In 1984, Illingworth's of Kendal was bought by Imperial Tobacco for £3.3m in a deal which also involved a linked German snuff business. So I duly made the pilgrimage to the legendary place. Illingworth's, I discovered, was a place with people within it who claimed never to have colds. The whole atmosphere was a huge pinch of snuff. It reeked of it and was a bit like Dr Rumney - venerable. Rumney was grandfather of the firm's founder. He had the stocky, stolid look of a Churchill with a fuzz of white hair halo-ing both head and cheeks.

His memory was constantly marked by a sneeze. Not that a snuff-taker should sneeze, since that would indicate too much enthusiasm in the sniff. A gentle sniff is required so that the ground tobacco releases its essence to clear the head while tiny blood vessels in the lower nose absorb the nicotine. Rumney, an enthusaistic snuff-taker himself, probably did it properly.

That is - 'He took the box in his right hand, passed it to his left, rapped it, opened it, presented it to the company, received it after the round, gathered it up in the box by striking the side with middle and forefinger, took a pinch with the right hand, kept the snuff a moment or two between the fingers before carrying it to the nose, sniffed with precision employing both nostrils, but without grimace, and closed the box with a flourish.


Illingworth's, established in 1867, was one of only five grinding and manufacturing companies left - three in Kendal, two in Sheffield. Kendal's three all stemmed from Samuel Gawith. Sheffield's two from the family Wilson. So it was a closed and intimate affair where people mixed pure oils from plants and with secret alchemy produced such things as Cock o• North, Dark Princes, French Carotte, Irish K, Jockey Club, Morton's Mixture, Plain Black and Black Rappee. An honourable trade, not like today. No spying. No moles. "Here," said Chris Musson, general manager at the time of my visit, "we have great respect for each other. If one of our people went to another company and said, 'Would you like to buy a formula?' I would like to think the answer would be, 'Get out.'"In 1983, Illingworth's caught fire and everything was destroyed. First to offer help were the other companies. Within four weeks they were manufacturing on a new trading estate.

Snuff is, of course, tobacco dust and those who are dustiest like it: miners, the old textile workers, lorry drivers.

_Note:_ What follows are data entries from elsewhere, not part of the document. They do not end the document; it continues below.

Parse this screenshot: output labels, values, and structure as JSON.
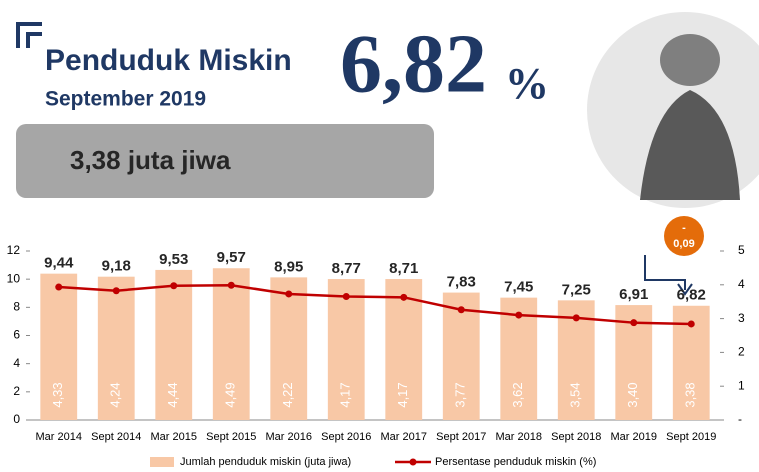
{
  "header": {
    "title": "Penduduk Miskin",
    "subtitle": "September 2019",
    "big_value": "6,82",
    "big_unit": "%",
    "box_text": "3,38 juta jiwa",
    "change_sign": "-",
    "change_value": "0,09"
  },
  "chart_data": {
    "type": "bar-line",
    "categories": [
      "Mar 2014",
      "Sept 2014",
      "Mar 2015",
      "Sept 2015",
      "Mar 2016",
      "Sept 2016",
      "Mar 2017",
      "Sept 2017",
      "Mar 2018",
      "Sept 2018",
      "Mar 2019",
      "Sept 2019"
    ],
    "series": [
      {
        "name": "Jumlah penduduk miskin (juta jiwa)",
        "color": "#f8c8a6",
        "axis": "y2",
        "kind": "bar",
        "values": [
          4.33,
          4.24,
          4.44,
          4.49,
          4.22,
          4.17,
          4.17,
          3.77,
          3.62,
          3.54,
          3.4,
          3.38
        ],
        "value_labels": [
          "4,33",
          "4,24",
          "4,44",
          "4,49",
          "4,22",
          "4,17",
          "4,17",
          "3,77",
          "3,62",
          "3,54",
          "3,40",
          "3,38"
        ]
      },
      {
        "name": "Persentase penduduk miskin (%)",
        "color": "#c00000",
        "kind": "line",
        "values": [
          9.44,
          9.18,
          9.53,
          9.57,
          8.95,
          8.77,
          8.71,
          7.83,
          7.45,
          7.25,
          6.91,
          6.82
        ],
        "value_labels": [
          "9,44",
          "9,18",
          "9,53",
          "9,57",
          "8,95",
          "8,77",
          "8,71",
          "7,83",
          "7,45",
          "7,25",
          "6,91",
          "6,82"
        ]
      }
    ],
    "ylim": [
      0,
      12
    ],
    "yticks": [
      0,
      2,
      4,
      6,
      8,
      10,
      12
    ],
    "y2lim": [
      0,
      5
    ],
    "y2ticks": [
      {
        "value": 0,
        "label": "-"
      },
      1,
      2,
      3,
      4,
      5
    ],
    "grid": false,
    "legend": "bottom"
  }
}
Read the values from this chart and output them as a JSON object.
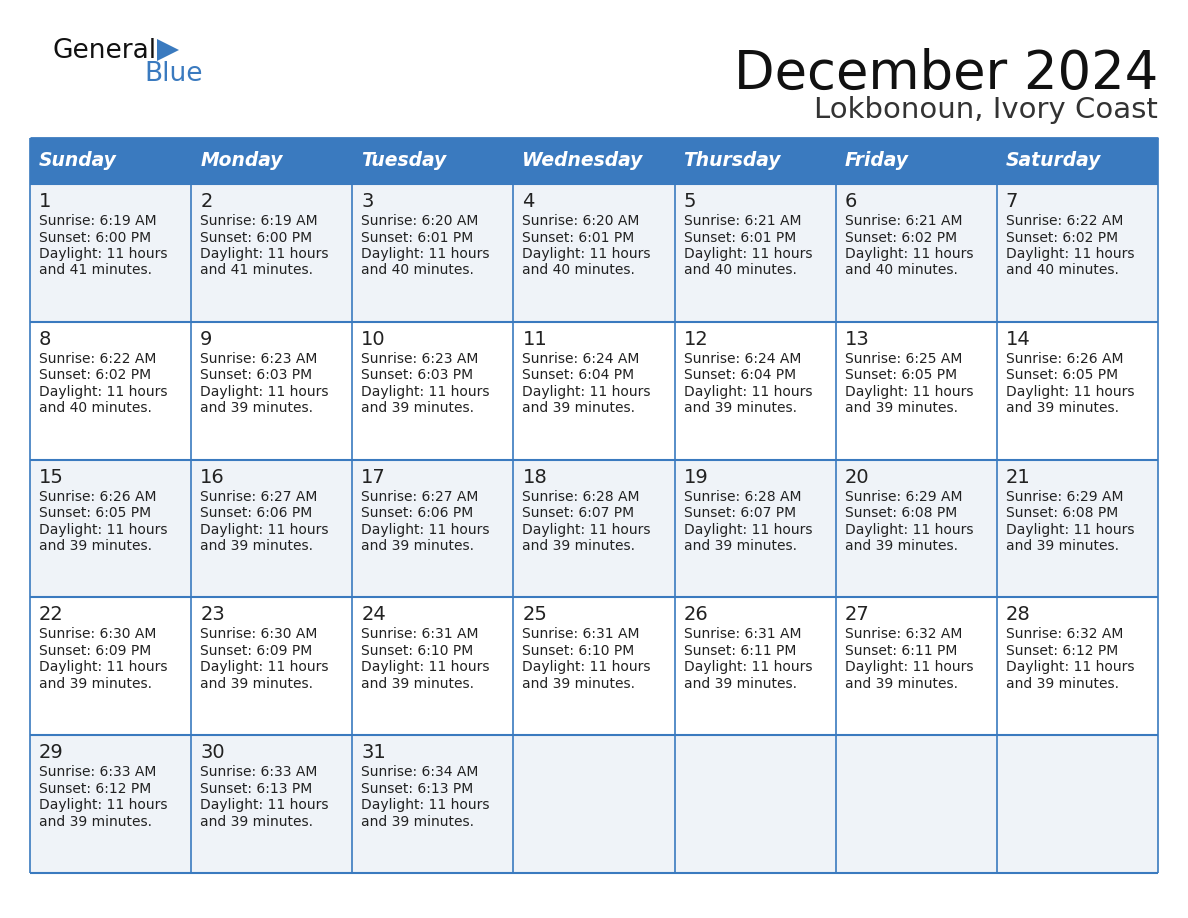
{
  "title": "December 2024",
  "subtitle": "Lokbonoun, Ivory Coast",
  "header_color": "#3a7abf",
  "header_text_color": "#ffffff",
  "day_names": [
    "Sunday",
    "Monday",
    "Tuesday",
    "Wednesday",
    "Thursday",
    "Friday",
    "Saturday"
  ],
  "row_colors": [
    "#eff3f8",
    "#ffffff",
    "#eff3f8",
    "#ffffff",
    "#eff3f8"
  ],
  "border_color": "#3a7abf",
  "text_color": "#222222",
  "calendar": [
    [
      {
        "day": "1",
        "sunrise": "6:19 AM",
        "sunset": "6:00 PM",
        "dl1": "Daylight: 11 hours",
        "dl2": "and 41 minutes."
      },
      {
        "day": "2",
        "sunrise": "6:19 AM",
        "sunset": "6:00 PM",
        "dl1": "Daylight: 11 hours",
        "dl2": "and 41 minutes."
      },
      {
        "day": "3",
        "sunrise": "6:20 AM",
        "sunset": "6:01 PM",
        "dl1": "Daylight: 11 hours",
        "dl2": "and 40 minutes."
      },
      {
        "day": "4",
        "sunrise": "6:20 AM",
        "sunset": "6:01 PM",
        "dl1": "Daylight: 11 hours",
        "dl2": "and 40 minutes."
      },
      {
        "day": "5",
        "sunrise": "6:21 AM",
        "sunset": "6:01 PM",
        "dl1": "Daylight: 11 hours",
        "dl2": "and 40 minutes."
      },
      {
        "day": "6",
        "sunrise": "6:21 AM",
        "sunset": "6:02 PM",
        "dl1": "Daylight: 11 hours",
        "dl2": "and 40 minutes."
      },
      {
        "day": "7",
        "sunrise": "6:22 AM",
        "sunset": "6:02 PM",
        "dl1": "Daylight: 11 hours",
        "dl2": "and 40 minutes."
      }
    ],
    [
      {
        "day": "8",
        "sunrise": "6:22 AM",
        "sunset": "6:02 PM",
        "dl1": "Daylight: 11 hours",
        "dl2": "and 40 minutes."
      },
      {
        "day": "9",
        "sunrise": "6:23 AM",
        "sunset": "6:03 PM",
        "dl1": "Daylight: 11 hours",
        "dl2": "and 39 minutes."
      },
      {
        "day": "10",
        "sunrise": "6:23 AM",
        "sunset": "6:03 PM",
        "dl1": "Daylight: 11 hours",
        "dl2": "and 39 minutes."
      },
      {
        "day": "11",
        "sunrise": "6:24 AM",
        "sunset": "6:04 PM",
        "dl1": "Daylight: 11 hours",
        "dl2": "and 39 minutes."
      },
      {
        "day": "12",
        "sunrise": "6:24 AM",
        "sunset": "6:04 PM",
        "dl1": "Daylight: 11 hours",
        "dl2": "and 39 minutes."
      },
      {
        "day": "13",
        "sunrise": "6:25 AM",
        "sunset": "6:05 PM",
        "dl1": "Daylight: 11 hours",
        "dl2": "and 39 minutes."
      },
      {
        "day": "14",
        "sunrise": "6:26 AM",
        "sunset": "6:05 PM",
        "dl1": "Daylight: 11 hours",
        "dl2": "and 39 minutes."
      }
    ],
    [
      {
        "day": "15",
        "sunrise": "6:26 AM",
        "sunset": "6:05 PM",
        "dl1": "Daylight: 11 hours",
        "dl2": "and 39 minutes."
      },
      {
        "day": "16",
        "sunrise": "6:27 AM",
        "sunset": "6:06 PM",
        "dl1": "Daylight: 11 hours",
        "dl2": "and 39 minutes."
      },
      {
        "day": "17",
        "sunrise": "6:27 AM",
        "sunset": "6:06 PM",
        "dl1": "Daylight: 11 hours",
        "dl2": "and 39 minutes."
      },
      {
        "day": "18",
        "sunrise": "6:28 AM",
        "sunset": "6:07 PM",
        "dl1": "Daylight: 11 hours",
        "dl2": "and 39 minutes."
      },
      {
        "day": "19",
        "sunrise": "6:28 AM",
        "sunset": "6:07 PM",
        "dl1": "Daylight: 11 hours",
        "dl2": "and 39 minutes."
      },
      {
        "day": "20",
        "sunrise": "6:29 AM",
        "sunset": "6:08 PM",
        "dl1": "Daylight: 11 hours",
        "dl2": "and 39 minutes."
      },
      {
        "day": "21",
        "sunrise": "6:29 AM",
        "sunset": "6:08 PM",
        "dl1": "Daylight: 11 hours",
        "dl2": "and 39 minutes."
      }
    ],
    [
      {
        "day": "22",
        "sunrise": "6:30 AM",
        "sunset": "6:09 PM",
        "dl1": "Daylight: 11 hours",
        "dl2": "and 39 minutes."
      },
      {
        "day": "23",
        "sunrise": "6:30 AM",
        "sunset": "6:09 PM",
        "dl1": "Daylight: 11 hours",
        "dl2": "and 39 minutes."
      },
      {
        "day": "24",
        "sunrise": "6:31 AM",
        "sunset": "6:10 PM",
        "dl1": "Daylight: 11 hours",
        "dl2": "and 39 minutes."
      },
      {
        "day": "25",
        "sunrise": "6:31 AM",
        "sunset": "6:10 PM",
        "dl1": "Daylight: 11 hours",
        "dl2": "and 39 minutes."
      },
      {
        "day": "26",
        "sunrise": "6:31 AM",
        "sunset": "6:11 PM",
        "dl1": "Daylight: 11 hours",
        "dl2": "and 39 minutes."
      },
      {
        "day": "27",
        "sunrise": "6:32 AM",
        "sunset": "6:11 PM",
        "dl1": "Daylight: 11 hours",
        "dl2": "and 39 minutes."
      },
      {
        "day": "28",
        "sunrise": "6:32 AM",
        "sunset": "6:12 PM",
        "dl1": "Daylight: 11 hours",
        "dl2": "and 39 minutes."
      }
    ],
    [
      {
        "day": "29",
        "sunrise": "6:33 AM",
        "sunset": "6:12 PM",
        "dl1": "Daylight: 11 hours",
        "dl2": "and 39 minutes."
      },
      {
        "day": "30",
        "sunrise": "6:33 AM",
        "sunset": "6:13 PM",
        "dl1": "Daylight: 11 hours",
        "dl2": "and 39 minutes."
      },
      {
        "day": "31",
        "sunrise": "6:34 AM",
        "sunset": "6:13 PM",
        "dl1": "Daylight: 11 hours",
        "dl2": "and 39 minutes."
      },
      null,
      null,
      null,
      null
    ]
  ]
}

In the South, they liked menthol and theirs was the strongest. In Birmingham and the Mlidlands they took Super Menthol, which is mild. Coalminers liked an aniseed menthol. Scots preferred peppermint.

Tobacco has been in retreat for years. But there will always be people around who sniff a little and often. "We have a lady in Kendal who is 100 and she puts it down to a pinch of snuff a day, "said Chris Musson.

Dr Rumney would have been proud of her.